Si le CSA s'occupe de surveiller les sites des médias (voir encadré), y aura-t-il quelqu'un pour surveiller les tweets et autre blogs alimentés par des particuliers qui, depuis la France ou l'étranger, pourraient publier des informations  ? Interrogé par TF1 News, le bureau des élections du ministère de l'Intérieur dit n'avoir mis en place aucun dispositif spécifique de contrôle pour eux. "Quand bien même il y aurait un dispositif de surveillance, commente Yves baudelot, avocat spécialiste du droit de la presse, comment voulez-vous qu'une poignée de personnes puisse contrôler l'intégralité de la galaxie internet ? Cela paraît bien difficile". 

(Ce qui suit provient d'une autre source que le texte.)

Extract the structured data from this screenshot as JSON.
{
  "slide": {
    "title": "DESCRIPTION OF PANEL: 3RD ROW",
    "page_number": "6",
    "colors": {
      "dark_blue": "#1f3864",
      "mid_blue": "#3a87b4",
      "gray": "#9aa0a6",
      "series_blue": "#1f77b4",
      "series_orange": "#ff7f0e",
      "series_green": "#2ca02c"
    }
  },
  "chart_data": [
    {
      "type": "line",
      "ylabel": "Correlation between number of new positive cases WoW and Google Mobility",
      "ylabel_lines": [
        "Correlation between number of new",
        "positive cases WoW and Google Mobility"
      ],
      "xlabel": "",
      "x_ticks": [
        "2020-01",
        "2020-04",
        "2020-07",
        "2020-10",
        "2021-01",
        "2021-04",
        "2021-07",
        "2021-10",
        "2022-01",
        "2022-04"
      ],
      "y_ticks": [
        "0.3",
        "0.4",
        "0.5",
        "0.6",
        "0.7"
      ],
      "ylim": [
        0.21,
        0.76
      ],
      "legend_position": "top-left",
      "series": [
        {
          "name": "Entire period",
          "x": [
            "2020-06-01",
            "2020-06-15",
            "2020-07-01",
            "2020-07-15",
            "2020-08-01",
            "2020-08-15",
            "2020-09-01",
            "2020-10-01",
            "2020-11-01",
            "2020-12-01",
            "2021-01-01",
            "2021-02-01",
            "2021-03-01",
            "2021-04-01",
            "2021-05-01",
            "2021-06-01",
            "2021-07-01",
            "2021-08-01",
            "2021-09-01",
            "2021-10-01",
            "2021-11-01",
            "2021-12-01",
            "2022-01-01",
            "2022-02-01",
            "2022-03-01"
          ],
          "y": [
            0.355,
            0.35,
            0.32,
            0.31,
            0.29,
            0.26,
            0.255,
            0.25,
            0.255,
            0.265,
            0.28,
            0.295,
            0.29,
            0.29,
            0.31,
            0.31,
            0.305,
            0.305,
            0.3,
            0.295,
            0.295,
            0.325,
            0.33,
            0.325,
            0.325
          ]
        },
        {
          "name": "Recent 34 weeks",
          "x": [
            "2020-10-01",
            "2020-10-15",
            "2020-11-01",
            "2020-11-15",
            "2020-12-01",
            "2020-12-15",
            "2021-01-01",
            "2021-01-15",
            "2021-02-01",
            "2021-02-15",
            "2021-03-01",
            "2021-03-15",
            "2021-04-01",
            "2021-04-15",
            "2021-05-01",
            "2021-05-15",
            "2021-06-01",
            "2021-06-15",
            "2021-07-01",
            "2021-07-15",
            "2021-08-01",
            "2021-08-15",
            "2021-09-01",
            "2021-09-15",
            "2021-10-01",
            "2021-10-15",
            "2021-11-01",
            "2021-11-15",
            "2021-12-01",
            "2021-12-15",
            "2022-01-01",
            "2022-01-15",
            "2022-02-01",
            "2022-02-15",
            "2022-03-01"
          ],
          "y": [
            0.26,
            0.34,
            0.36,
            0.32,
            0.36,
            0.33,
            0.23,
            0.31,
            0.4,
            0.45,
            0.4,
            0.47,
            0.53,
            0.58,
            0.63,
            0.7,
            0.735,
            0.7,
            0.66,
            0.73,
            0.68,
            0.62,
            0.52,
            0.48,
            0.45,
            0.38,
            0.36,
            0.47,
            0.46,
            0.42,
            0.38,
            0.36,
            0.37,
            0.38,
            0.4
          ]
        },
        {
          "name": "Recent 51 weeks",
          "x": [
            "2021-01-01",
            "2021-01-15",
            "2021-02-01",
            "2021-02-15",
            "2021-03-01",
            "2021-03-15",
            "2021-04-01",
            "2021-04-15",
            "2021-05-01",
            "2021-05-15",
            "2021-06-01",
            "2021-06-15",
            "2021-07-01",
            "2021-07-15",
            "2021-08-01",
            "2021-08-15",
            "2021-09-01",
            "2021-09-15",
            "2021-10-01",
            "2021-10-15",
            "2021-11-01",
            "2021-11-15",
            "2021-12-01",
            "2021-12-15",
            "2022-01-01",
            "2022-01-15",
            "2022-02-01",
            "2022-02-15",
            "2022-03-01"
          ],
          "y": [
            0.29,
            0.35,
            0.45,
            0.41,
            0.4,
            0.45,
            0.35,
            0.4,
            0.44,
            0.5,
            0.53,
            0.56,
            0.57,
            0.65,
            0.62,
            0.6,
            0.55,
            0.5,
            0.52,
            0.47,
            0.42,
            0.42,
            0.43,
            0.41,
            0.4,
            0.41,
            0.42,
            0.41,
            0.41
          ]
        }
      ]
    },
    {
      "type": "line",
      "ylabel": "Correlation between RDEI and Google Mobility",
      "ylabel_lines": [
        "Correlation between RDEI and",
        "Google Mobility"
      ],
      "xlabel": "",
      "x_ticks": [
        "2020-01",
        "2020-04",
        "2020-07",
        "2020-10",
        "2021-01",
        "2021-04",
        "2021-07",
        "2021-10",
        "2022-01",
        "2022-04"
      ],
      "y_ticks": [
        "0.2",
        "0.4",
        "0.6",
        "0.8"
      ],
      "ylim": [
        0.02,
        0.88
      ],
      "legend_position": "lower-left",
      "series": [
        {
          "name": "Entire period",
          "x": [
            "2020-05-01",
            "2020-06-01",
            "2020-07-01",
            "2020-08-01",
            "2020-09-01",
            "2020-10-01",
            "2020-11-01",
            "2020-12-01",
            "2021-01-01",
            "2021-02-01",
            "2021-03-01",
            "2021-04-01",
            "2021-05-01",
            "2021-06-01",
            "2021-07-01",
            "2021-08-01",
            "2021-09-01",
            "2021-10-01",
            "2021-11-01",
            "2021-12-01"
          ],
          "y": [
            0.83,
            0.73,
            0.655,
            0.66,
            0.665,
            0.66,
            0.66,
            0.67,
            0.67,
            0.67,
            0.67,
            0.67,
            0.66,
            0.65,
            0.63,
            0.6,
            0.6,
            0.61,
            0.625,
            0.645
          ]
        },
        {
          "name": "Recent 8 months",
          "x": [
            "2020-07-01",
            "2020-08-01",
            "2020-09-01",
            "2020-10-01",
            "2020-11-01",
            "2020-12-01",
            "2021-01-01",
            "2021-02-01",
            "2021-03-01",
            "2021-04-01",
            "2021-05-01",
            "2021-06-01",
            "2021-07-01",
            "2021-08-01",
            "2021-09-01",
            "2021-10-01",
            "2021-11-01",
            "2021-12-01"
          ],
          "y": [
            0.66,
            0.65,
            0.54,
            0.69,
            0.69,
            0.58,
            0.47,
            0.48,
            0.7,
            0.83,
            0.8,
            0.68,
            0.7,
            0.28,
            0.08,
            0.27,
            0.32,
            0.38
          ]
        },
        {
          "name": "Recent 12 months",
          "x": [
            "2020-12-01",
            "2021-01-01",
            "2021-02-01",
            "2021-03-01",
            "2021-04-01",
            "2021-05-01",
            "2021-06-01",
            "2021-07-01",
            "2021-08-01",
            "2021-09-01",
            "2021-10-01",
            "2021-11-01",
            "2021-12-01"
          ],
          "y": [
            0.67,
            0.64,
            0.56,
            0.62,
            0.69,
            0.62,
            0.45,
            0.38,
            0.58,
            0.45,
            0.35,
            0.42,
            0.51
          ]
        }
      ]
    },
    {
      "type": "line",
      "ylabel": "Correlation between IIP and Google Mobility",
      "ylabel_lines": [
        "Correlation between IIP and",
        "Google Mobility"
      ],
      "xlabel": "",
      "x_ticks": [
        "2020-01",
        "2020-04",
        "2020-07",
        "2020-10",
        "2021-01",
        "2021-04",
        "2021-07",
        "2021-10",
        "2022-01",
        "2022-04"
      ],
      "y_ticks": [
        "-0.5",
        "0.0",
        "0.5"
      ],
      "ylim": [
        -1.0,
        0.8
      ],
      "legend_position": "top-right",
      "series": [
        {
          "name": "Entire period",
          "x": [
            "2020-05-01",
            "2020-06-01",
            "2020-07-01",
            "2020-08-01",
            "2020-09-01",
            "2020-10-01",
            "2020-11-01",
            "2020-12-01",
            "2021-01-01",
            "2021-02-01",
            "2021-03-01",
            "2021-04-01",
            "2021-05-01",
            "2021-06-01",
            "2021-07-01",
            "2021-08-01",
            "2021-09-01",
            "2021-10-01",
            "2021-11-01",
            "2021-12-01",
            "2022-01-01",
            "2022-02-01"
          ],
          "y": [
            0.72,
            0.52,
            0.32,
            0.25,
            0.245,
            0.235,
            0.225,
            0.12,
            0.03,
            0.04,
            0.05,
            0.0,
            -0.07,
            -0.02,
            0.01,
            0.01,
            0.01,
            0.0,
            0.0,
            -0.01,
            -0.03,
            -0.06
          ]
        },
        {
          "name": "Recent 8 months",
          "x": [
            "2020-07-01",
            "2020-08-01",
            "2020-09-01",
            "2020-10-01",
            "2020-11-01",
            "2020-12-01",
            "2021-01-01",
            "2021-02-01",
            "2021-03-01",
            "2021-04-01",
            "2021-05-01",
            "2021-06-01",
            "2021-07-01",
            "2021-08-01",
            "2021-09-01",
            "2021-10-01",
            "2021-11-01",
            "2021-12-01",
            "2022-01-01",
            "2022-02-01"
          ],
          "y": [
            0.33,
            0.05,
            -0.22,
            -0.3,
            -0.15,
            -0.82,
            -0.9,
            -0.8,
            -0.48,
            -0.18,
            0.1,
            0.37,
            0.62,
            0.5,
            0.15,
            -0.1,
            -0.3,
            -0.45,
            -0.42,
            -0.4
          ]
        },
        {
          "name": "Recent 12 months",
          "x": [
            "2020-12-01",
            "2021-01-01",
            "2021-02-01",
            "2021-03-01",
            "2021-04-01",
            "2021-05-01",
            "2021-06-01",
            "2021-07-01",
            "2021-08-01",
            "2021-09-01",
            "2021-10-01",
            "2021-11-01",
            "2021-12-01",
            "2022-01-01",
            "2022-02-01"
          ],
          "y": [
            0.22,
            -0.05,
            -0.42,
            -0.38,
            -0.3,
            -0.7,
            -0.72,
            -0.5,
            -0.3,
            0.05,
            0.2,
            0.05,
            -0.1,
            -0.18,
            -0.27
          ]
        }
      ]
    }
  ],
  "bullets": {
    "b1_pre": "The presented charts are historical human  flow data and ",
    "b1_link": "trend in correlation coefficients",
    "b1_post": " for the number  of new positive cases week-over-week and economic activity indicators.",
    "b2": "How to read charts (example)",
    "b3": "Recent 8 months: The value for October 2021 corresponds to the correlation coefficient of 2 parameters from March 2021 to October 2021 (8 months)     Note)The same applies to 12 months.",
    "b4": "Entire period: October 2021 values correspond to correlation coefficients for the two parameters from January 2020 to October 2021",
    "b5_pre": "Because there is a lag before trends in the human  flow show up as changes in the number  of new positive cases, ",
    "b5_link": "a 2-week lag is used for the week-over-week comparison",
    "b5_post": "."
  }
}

De 3750 euros à 75 000 euros
 
Difficile, certes, mais si cela arrive, que risque l'internaute en question ? En matière électorale, il existe deux dispositifs, l'un lié à la diffusion des résultats, l'autre à la diffusion de sondages et qui s'appliquent à tout le monde. "En vertu de l'article 52-2 du code électoral, rappelle Maître Sacha Brilland, aucun résultat d'élection, partiel ou définitif, ne peut être communiqué au public par la voie de la presse ou par tout moyen de communication au public par voie électronique (...) avant la fermeture du dernier bureau de vote". "Toute violation de cet article peut être sanctionné d'une amende de 3750 euros, précise l'avocat toulousain, spécialiste de Droit public. "De la même façon, l'article 11 de la loi du 11 juillet 1977 interdit toute publication ou commentaire d'un sondage la veille et le jour même d'un scrutin, sous peine d'une amende de 75 000 euros". Des dispositions qui s'appliquent aux blogs et à Twitter, qui sont deux outils de communication en ligne.
 
En théorie, n'importe quel particulier, candidat ou parti qui constaterait une infraction peut porter plainte. Le parquet est également en mesure d'engager des poursuites pénales. Mais en pratique, les risques encourus par les bloggeurs et autres aficionados de Twitter semblent limités. "Ce genre de plainte n'a d'intérêt que si l'écart de voix est très faible entre les candidats. Si c'est le cas, le plaignant devra démontrer en quoi l'infraction commise sur un blog a pu influencer les votes au point d'en modifier le résultat", estime Maître Brilland.
Les sites étrangers, eux non plus en théorie, n'échappent pas à la règle. A partir du moment où ils sont consultables depuis la France, la localisation de l'infraction se situe sur le territoire national et le ministère public est habilité à agir. Lors du dernier scrutin présidentiel, des médias belges et suisses s'étaient empressés de dévoiler avant 20 heures la victoire de Nicolas Sarkozy contre Ségolène Royal. Depuis, il ne semble pas qu'il y ait eu la moindre sanction judiciaire à leur encontre. De toute évidence pour Me Brilland, "le mécanisme répressif tel que prévu actuellement n'est pas adapté au caractère libéral d'Internet. Mais tant que la liberté d'expression ne cause pas de préjudice majeur à l'expression d'un vote, il n'y a pas de raison que cela évolue".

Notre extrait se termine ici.